Deputados do PCdoB dizem que Dilma não cometeu crime e criticam Temer e Cunha; 'houve um conluio'

Deputados do PCdoB dizem que Dilma não cometeu crime e criticam Temer e Cunha; 'houve um conluio'

Os deputados do PCdoB escalados para falar no plenário da Câmara fizeram uma defesa da presidenta Dilma Rousseff e disseram haver um "conluio" entre o vice-presidente Michel Temer e o presidente da Casa, Eduardo Cunha (PMDB-RJ), para tirá-la do cargo. Dizendo que o processo de impeachment em discussão, cuja votação pela admissibilidade será feita pelos deputados neste domingo (17), trata-se de um "projeto de poder pessoal que não tem respaldo popular", os parlamentares comunistas descreditaram a denúncia contra a presidenta e manifestaram confiança de que o processo de impedimento de Dilma será derrotado.

A líder do partido, deputada Jandira Feghali (RJ), disse que a presidenta, "mulher que entrou [no governo] pela porta da frente com 54 milhões de votos", não sairá pela porta dos fundos. "O povo não suporta traição, não gosta de traição.
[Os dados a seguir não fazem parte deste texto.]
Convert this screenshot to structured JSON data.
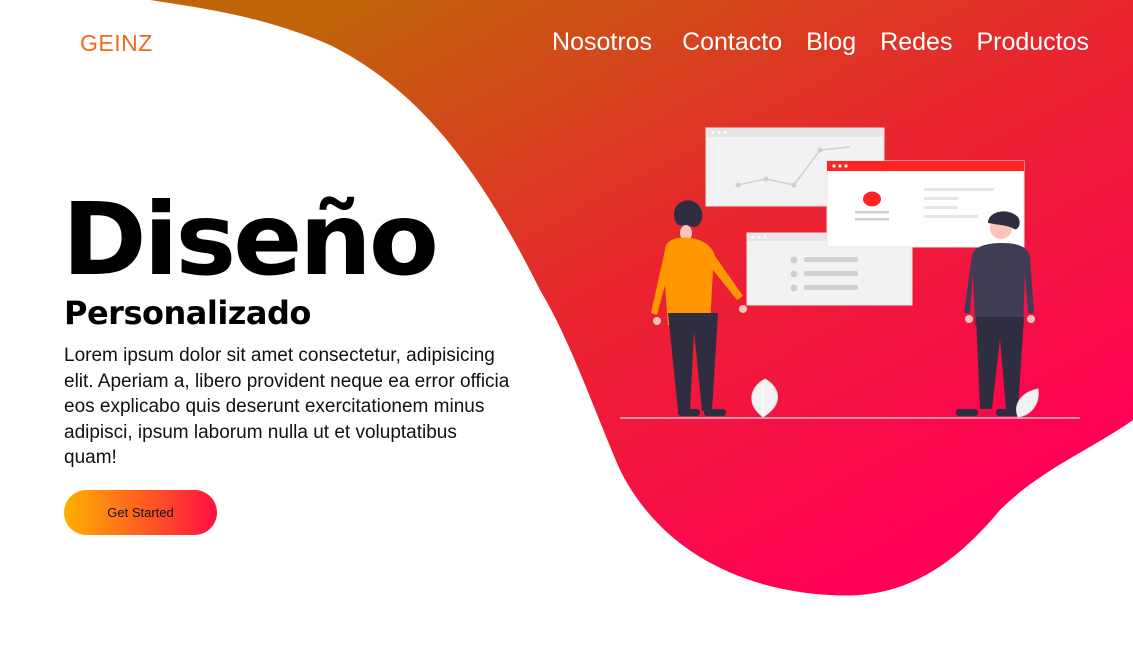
{
  "brand": {
    "logo_text": "GEINZ"
  },
  "nav": {
    "items": [
      "Nosotros",
      "Contacto",
      "Blog",
      "Redes",
      "Productos"
    ]
  },
  "hero": {
    "title": "Diseño",
    "subtitle": "Personalizado",
    "body": "Lorem ipsum dolor sit amet consectetur, adipisicing elit. Aperiam a, libero provident neque ea error officia eos explicabo quis deserunt exercitationem minus adipisci, ipsum laborum nulla ut et  voluptatibus quam!",
    "cta_label": "Get Started"
  },
  "colors": {
    "logo": "#f26a1b",
    "gradient_start": "#c0650a",
    "gradient_mid": "#e8262e",
    "gradient_end": "#ff0055",
    "cta_start": "#ffb000",
    "cta_end": "#ff1040",
    "woman_shirt": "#ff9800",
    "dark_figure": "#2f2e41",
    "accent_red": "#ff2323"
  },
  "illustration": {
    "icons": [
      "line-chart-window",
      "profile-card-window",
      "list-window",
      "woman-figure",
      "man-figure",
      "leaf-plant"
    ]
  }
}
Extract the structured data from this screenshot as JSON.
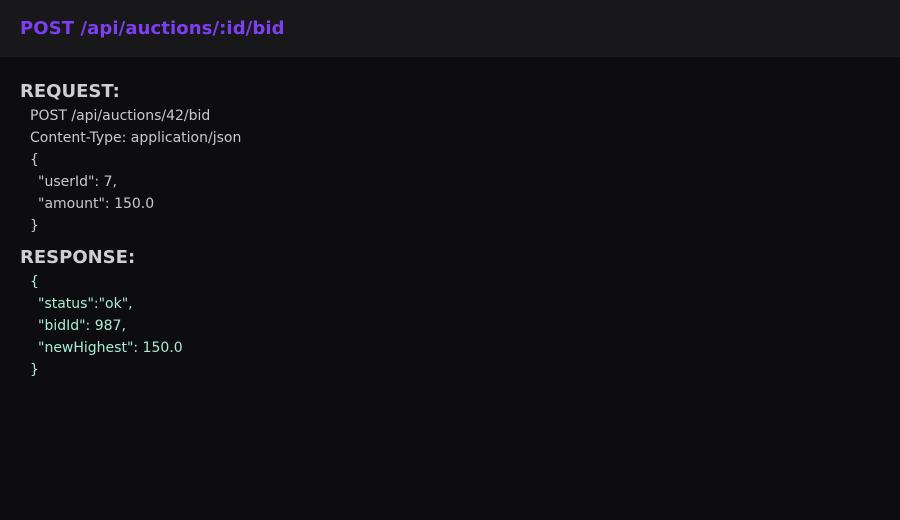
{
  "header": {
    "title": "POST /api/auctions/:id/bid"
  },
  "request": {
    "heading": "REQUEST:",
    "lines": [
      "POST /api/auctions/42/bid",
      "Content-Type: application/json",
      "{",
      "\"userId\": 7,",
      "\"amount\": 150.0",
      "}"
    ]
  },
  "response": {
    "heading": "RESPONSE:",
    "lines": [
      "{",
      "\"status\":\"ok\",",
      "\"bidId\": 987,",
      "\"newHighest\": 150.0",
      "}"
    ]
  },
  "colors": {
    "title": "#7e3ff2",
    "heading": "#cfcfcf",
    "request_text": "#c9c9c9",
    "response_text": "#a8ecd2",
    "background": "#0d0d0f",
    "header_background": "#18181a"
  }
}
Muito menos alguém que se pretende unificador desse país, do equilíbrio e da tranquilidade, em um governo que se pretende [ser] solução para o país, um governo que sai de um golpe, da violação da Constituição, sem nenhum voto que o legitime para comandar este Brasil. Esse governo não governará. Michel Temer não sairá nas ruas", disse.

Primeira a falar pelo tempo reservado ao PCdoB, a presidenta do partido, deputada Luciana Santos (PE), lembrou que Cunha “é réu em sete processos” no Supremo Tribunal Federal. Dizendo que impeachment sem base legal é golpe, a parlamentar citou manifesto de representantes do Ministério Público, segundo o qual não há crime sem lei anterior que o defina e sem entendimento jurisprudencial. Para ela, tanto os decretos suplementares editados por Dilma quanto as chamadas “pedaladas fiscais” são procedimentos embasados em lei que sempre foram considerados pelo Tribunal de Contas da União até 2015.

 

Crítica a Cunha
Em seu discurso, o deputado Orlando Silva (SP), vice-líder do governo na Câmara, condenou o processo do impeachment. "A presença dos senhores parlamentares, a atividade da Câmara na madrugada é simbólico das sombras que tomam espaço na política brasileira e simbólico da ação do presidente Eduardo Cunha. Na calada da noite, ele tenta impor um golpe político retirando do poder uma presidenta eleita democraticamente".

 

O parlamentar disse estar confiante de que as manifestações das ruas pela democracia vai ser capaz de impedir o processo de impeachment. Ele crê que o "movimento" que será derrotado no domingo é "filho da derrota nas urnas", ocorrida em 2014. "Esse pedido de impeachmentsem justa causa, sem fundamento, sem razão, sem prova, sem documento. Na comissão [que analisou o parecer favorável ao prosseguimento do processo], o que se viu foi deputados desfilando numa maioria artificial, dizendo: 'Ela tem que sair'. Por que? 'Porque ela tem que sair'", criticou.

Para o deputado Rubens Pereira Júnior (PCdoB-MA), o pedido de impeachment é fraco e não há indicativo de crime que envolva ato de corrupção da presidenta. Já Alice Portugal (BA) disse que os parlamentares terão oportunidade no domingo de reafirmar o "compromisso histórico com democracia, liberdade e estado de direito".

O PCdoB foi o 13º dos 25 partidos a ter direito à palavra no plenário da Câmara. Pouco depois de os integrantes da legenda terminaram de falar, o sol já havia nascido na capital federal, neste que é o segundo dos três dias de discussões e votação. A primeira das sessões se iniciou às 8h55 de sexta-feira (15).